In questo contesto, il potere politico diventa un’estensione del potere economico, e le decisioni governative sono orientate non tanto verso il bene comune, ma verso l’espansione del capitale e dell’innovazione. Musk, con la sua visione di un mondo interconnesso e di un futuro in cui l’uomo colonizza altri pianeti, rappresenta il nuovo paradigma del leader globale. Trump, d’altro canto, incarna il leader che dà voce a coloro che si sentono abbandonati dal sistema, offrendo loro una visione di grandezza e di sicurezza economica, ma anche di protezione stante le numerose applicazioni delle tecnologie digitali, satellitari e missilistiche all’economia di guerra e di difesa.
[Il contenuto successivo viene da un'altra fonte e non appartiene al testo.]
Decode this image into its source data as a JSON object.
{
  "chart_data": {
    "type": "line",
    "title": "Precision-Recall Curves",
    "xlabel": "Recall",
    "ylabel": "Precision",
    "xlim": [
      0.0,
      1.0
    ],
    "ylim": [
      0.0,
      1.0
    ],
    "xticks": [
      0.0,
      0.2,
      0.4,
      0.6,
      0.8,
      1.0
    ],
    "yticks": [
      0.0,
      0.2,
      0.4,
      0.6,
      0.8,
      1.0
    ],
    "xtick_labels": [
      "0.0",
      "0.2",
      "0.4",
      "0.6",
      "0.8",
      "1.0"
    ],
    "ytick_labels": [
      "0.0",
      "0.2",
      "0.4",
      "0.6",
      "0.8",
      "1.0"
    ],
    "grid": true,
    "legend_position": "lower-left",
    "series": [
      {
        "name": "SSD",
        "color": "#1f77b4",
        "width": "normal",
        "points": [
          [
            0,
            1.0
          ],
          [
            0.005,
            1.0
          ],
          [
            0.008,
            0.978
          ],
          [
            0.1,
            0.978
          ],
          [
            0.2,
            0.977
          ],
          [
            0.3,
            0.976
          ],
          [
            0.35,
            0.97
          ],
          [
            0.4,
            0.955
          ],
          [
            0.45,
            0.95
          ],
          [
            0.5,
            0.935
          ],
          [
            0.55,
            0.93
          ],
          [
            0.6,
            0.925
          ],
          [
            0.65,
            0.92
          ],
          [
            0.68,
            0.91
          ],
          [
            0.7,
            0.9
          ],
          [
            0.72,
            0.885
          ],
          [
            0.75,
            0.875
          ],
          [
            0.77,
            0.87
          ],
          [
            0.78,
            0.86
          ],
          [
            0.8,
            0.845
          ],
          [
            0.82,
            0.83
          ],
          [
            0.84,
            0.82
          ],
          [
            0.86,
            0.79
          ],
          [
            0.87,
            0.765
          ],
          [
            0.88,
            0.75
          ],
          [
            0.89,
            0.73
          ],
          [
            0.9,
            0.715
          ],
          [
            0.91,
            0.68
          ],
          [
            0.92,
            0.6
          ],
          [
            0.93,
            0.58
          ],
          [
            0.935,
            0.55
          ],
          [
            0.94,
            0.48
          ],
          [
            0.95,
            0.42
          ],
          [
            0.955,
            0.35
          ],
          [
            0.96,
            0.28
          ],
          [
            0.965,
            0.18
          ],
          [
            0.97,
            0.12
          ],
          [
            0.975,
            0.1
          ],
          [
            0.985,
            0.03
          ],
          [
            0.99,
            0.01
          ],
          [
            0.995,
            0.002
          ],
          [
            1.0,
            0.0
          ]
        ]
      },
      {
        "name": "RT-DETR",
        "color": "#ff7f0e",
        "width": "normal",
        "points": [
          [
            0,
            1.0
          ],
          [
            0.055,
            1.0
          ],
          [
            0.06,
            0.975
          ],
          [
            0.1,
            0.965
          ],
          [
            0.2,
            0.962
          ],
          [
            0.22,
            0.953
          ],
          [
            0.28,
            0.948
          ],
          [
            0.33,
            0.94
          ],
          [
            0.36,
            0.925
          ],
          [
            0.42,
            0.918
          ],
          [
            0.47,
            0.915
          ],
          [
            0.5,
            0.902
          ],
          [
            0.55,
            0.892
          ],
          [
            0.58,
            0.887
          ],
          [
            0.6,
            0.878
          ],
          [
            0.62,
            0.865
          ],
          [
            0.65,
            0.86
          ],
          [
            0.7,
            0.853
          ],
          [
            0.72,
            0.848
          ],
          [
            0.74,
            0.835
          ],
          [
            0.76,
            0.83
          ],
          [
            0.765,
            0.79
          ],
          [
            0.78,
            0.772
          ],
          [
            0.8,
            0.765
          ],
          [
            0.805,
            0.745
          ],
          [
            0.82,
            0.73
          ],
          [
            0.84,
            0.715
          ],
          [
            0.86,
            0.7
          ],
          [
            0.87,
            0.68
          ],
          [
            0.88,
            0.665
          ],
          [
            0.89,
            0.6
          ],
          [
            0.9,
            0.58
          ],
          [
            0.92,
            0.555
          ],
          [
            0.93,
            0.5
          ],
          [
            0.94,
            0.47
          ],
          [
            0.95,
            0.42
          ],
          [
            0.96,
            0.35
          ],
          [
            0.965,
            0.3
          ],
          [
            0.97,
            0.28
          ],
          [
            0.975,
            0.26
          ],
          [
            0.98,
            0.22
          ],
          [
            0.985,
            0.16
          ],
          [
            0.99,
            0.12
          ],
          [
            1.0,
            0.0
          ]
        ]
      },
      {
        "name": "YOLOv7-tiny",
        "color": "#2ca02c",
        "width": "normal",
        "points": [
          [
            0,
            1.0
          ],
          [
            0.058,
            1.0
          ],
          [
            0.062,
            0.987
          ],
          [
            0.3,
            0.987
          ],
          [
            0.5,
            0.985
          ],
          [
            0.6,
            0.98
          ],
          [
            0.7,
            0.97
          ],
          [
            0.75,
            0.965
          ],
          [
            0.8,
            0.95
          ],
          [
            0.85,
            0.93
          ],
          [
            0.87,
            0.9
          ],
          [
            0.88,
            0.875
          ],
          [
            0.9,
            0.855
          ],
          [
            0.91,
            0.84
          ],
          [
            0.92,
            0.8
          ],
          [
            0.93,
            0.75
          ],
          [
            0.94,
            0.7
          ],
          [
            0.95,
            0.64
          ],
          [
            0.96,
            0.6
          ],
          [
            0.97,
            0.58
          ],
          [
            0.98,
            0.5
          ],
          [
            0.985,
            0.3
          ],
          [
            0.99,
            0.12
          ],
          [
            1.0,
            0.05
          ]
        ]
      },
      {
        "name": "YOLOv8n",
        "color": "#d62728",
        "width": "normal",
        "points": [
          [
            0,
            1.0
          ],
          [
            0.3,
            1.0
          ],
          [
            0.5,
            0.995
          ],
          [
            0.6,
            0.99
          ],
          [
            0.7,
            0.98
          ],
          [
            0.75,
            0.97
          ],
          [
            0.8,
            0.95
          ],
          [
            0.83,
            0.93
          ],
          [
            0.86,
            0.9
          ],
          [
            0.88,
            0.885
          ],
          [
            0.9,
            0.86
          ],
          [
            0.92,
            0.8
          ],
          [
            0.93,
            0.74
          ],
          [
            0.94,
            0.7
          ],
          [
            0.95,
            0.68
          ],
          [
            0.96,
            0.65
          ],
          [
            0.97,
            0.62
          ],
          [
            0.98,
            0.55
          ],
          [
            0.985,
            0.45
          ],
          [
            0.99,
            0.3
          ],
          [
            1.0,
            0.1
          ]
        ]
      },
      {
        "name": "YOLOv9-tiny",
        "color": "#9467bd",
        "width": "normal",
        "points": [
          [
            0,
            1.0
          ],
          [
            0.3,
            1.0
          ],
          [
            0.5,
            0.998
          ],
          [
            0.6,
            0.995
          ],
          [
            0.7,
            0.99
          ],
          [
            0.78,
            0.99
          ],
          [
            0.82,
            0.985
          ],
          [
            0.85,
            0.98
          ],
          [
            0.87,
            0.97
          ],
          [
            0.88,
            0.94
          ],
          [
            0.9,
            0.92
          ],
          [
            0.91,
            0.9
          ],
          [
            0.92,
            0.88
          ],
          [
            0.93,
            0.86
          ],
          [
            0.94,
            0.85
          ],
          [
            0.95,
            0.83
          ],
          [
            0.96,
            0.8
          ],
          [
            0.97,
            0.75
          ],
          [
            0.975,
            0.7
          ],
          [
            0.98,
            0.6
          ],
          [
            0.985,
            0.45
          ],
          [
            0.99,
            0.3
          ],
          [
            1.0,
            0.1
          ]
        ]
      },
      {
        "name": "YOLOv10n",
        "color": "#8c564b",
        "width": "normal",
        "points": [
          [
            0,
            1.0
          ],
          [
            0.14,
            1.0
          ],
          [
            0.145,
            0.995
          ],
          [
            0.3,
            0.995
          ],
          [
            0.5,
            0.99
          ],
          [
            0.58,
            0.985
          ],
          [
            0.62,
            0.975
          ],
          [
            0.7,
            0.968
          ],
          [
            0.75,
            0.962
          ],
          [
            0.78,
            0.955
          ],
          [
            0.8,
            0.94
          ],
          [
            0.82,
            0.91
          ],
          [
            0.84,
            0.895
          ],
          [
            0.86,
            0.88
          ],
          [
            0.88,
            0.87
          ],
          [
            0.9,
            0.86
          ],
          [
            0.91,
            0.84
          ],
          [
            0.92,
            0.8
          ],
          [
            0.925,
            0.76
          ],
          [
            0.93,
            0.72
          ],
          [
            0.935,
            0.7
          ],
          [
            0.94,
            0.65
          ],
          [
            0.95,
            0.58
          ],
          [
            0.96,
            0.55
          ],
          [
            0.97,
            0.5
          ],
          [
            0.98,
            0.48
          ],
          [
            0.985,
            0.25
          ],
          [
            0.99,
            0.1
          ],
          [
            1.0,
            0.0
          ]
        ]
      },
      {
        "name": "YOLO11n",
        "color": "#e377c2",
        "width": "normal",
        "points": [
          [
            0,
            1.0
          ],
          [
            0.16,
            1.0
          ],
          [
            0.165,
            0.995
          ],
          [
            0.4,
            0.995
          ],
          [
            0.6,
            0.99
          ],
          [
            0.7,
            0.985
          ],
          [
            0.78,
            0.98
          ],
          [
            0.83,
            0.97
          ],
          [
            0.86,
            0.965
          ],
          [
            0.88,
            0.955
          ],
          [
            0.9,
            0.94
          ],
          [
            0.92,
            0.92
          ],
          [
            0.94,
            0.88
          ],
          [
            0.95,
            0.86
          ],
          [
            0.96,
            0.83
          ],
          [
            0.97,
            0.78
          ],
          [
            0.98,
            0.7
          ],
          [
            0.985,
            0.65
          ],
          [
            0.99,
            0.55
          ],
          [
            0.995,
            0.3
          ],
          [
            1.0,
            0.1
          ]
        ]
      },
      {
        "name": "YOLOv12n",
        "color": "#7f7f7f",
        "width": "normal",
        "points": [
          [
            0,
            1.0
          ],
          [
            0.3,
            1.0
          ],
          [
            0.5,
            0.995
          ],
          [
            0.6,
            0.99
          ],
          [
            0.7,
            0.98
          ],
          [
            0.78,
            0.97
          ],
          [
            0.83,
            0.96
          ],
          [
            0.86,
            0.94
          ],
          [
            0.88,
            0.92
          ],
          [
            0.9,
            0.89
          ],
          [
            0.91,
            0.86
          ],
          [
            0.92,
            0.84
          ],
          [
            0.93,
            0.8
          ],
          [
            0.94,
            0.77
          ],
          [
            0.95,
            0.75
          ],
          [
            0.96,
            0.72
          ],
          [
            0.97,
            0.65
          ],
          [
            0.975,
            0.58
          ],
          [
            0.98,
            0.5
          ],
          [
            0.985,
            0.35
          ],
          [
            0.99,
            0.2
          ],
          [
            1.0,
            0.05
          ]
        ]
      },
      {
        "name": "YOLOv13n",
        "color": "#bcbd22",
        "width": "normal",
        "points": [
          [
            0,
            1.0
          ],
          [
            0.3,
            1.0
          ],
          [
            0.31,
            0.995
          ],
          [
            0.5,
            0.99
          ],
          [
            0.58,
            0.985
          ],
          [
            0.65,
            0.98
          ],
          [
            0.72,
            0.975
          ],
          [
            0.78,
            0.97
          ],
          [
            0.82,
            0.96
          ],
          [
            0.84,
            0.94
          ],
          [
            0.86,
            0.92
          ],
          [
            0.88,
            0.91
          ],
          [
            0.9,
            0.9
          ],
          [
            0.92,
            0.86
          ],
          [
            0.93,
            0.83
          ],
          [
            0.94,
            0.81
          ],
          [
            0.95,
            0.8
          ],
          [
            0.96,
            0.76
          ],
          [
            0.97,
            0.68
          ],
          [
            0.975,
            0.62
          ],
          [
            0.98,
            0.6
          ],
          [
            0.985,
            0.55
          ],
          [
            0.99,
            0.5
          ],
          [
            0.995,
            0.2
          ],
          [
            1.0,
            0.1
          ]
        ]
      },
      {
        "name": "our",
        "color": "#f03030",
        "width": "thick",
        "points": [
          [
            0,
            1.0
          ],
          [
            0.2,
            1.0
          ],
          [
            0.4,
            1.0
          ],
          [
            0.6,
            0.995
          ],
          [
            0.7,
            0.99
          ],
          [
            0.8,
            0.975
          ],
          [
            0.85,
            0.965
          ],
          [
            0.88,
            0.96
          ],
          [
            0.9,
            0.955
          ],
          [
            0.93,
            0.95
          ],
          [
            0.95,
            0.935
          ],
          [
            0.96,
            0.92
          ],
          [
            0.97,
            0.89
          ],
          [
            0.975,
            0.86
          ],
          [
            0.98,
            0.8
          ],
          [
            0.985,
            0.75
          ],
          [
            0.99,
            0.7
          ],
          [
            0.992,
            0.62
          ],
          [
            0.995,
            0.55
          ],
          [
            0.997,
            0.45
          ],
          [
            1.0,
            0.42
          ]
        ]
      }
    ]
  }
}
Quest’ultimo aspetto rende l’America, e questa oligarchia, temuta anche dalle altre potenze mondiali poiché in molti casi necessaria anche alle loro politiche espansionistiche regionali o di difesa; vedi le ipotesi nate recentemente circa l’uso di Starlink nell’ambito della guerra Russo-Ucraina così come la presenza dei sistemi di connessione di Musk recentemente attivata in molti paesi africani.
L’elezione di Trump, sostenuta da Musk e dai giganti tecnologici, segna quindi una svolta epocale nella storia della politica americana e mondiale. Il sistema democratico, come lo conosciamo, sembra vacillare di fronte all’ascesa di una nuova élite economica e tecnologica che detiene il potere non attraverso il consenso popolare, ma attraverso il controllo delle risorse e delle innovazioni.
Questo nuovo ordine mondiale, caratterizzato da una “continuità delle differenze” – in cui le disuguaglianze economiche e sociali non sono viste come un problema, ma come una caratteristica essenziale per mantenere l’efficienza – pone domande inquietanti sul futuro della democrazia. I prossimi decenni potrebbero vedere un ulteriore consolidamento di questo sistema, portando con sé sfide profonde per coloro che credono nei valori di uguaglianza, giustizia e trasparenza.